Inti konflik dalam putusan ini bukan terletak pada substansi koreksi Dasar Pengenaan Pajak (DPP) PPh Pasal 26, tetapi pada legalitas prosedur pengakhiran sengketa. Pemohon Banding, setelah menempuh upaya keberatan, memutuskan bahwa melanjutkan banding mungkin tidak sepadan dengan risiko dan biaya yang harus ditanggung. Keputusan ini secara efektif mengkonfirmasi dan menerima hasil keputusan keberatan sebelumnya. Di sisi lain, Terbanding menyatakan persetujuan atas pencabutan, sebuah langkah yang memastikan kepastian hukum dan percepatan penyelesaian sengketa tanpa perlu berlarut-larut dalam pemeriksaan materi.
Ketentuan ini memandatkan bahwa banding yang dicabut atas persetujuan Terbanding harus diputus oleh Majelis Hakim. Oleh karena seluruh syarat formal terpenuhi, yaitu adanya permohonan tertulis dari Wajib Pajak dan persetujuan lisan dari Terbanding di muka sidang, Majelis Hakim mengabulkan permohonan pencabutan banding. Dengan dikabulkannya pencabutan ini, sengketa Pajak Penghasilan Pasal 26 secara resmi dihapus dari daftar sengketa Pengadilan Pajak.

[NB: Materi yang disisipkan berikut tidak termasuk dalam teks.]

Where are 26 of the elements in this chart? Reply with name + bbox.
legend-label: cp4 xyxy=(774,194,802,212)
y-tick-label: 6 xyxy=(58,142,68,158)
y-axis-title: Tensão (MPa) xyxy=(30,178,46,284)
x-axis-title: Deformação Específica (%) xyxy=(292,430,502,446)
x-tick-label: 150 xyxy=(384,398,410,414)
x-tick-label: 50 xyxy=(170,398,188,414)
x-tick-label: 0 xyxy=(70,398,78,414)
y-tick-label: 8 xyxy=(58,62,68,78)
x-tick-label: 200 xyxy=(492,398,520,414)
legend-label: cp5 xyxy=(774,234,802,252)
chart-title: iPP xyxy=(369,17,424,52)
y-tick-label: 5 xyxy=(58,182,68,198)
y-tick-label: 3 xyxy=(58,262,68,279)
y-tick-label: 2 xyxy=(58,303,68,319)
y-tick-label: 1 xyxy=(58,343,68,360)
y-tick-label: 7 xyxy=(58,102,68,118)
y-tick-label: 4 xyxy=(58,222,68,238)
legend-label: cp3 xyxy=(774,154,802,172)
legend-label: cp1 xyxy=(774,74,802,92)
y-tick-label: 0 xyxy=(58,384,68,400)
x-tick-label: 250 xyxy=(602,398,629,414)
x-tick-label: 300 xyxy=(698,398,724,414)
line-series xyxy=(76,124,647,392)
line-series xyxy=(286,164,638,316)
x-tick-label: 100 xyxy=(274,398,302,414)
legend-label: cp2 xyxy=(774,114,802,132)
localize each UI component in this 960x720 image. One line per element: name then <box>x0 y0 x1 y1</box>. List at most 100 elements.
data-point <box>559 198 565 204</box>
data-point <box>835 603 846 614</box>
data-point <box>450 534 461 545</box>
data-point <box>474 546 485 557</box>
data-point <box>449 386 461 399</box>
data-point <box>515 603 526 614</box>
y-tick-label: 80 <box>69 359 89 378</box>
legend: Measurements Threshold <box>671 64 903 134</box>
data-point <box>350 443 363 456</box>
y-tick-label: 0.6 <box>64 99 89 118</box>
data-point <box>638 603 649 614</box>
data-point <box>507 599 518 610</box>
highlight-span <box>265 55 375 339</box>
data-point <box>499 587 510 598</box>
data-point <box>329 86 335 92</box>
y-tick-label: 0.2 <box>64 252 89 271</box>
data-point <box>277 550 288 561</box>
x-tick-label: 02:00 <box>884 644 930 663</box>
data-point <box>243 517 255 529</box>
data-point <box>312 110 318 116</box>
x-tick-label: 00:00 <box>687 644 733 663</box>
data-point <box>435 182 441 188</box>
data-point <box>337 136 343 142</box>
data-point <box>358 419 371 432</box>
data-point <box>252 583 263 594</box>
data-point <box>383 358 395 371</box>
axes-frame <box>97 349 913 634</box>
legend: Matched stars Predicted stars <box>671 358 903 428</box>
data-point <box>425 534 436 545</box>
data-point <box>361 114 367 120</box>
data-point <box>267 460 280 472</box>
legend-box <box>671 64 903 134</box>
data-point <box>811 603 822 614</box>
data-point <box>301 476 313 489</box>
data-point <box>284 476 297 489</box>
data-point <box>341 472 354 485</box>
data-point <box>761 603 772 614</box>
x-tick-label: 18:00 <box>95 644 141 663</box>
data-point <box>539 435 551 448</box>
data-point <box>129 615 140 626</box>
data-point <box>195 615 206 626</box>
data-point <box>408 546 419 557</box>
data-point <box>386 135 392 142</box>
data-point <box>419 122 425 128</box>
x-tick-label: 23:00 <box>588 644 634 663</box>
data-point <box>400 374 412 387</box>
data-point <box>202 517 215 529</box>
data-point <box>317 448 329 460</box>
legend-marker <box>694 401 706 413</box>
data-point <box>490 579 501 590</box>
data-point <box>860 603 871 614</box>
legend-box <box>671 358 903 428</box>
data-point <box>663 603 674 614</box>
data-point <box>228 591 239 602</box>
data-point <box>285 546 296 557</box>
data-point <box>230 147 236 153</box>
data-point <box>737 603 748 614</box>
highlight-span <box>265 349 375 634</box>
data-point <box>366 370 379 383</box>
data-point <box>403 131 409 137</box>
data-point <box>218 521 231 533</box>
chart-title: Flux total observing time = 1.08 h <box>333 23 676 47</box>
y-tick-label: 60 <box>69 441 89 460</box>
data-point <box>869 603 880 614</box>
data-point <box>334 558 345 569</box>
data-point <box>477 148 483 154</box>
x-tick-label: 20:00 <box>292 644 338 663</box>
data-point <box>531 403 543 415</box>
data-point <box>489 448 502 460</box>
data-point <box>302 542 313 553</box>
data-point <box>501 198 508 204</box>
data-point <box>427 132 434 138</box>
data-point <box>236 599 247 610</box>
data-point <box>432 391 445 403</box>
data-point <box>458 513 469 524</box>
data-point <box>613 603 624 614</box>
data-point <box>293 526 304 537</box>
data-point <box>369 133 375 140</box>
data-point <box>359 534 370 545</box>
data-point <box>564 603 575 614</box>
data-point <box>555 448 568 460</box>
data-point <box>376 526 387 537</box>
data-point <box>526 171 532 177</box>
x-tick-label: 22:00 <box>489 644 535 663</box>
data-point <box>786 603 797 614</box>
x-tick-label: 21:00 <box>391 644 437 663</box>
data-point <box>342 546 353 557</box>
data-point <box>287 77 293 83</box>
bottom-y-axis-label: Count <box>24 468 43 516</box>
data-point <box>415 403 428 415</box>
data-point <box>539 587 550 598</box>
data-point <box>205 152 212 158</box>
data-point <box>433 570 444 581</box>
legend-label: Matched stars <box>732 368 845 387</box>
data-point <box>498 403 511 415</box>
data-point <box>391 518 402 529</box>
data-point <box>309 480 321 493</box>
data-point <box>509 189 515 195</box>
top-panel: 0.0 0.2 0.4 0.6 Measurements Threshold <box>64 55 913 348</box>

Pengabulan pencabutan banding menjadikan Keputusan Keberatan yang digugat kembali berlaku final dan mengikat. Dampak terpenting adalah hilangnya hak Wajib Pajak untuk mengajukan Upaya Hukum Peninjauan Kembali (PK) ke Mahkamah Agung, karena PK hanya dapat dilakukan atas putusan yang telah memeriksa substansi sengketa. Oleh karena itu, pencabutan banding merupakan keputusan strategis yang harus diambil setelah perhitungan risiko yang matang, berbanding lurus dengan keyakinan bahwa keputusan keberatan adalah solusi terbaik dalam situasi yang dihadapi.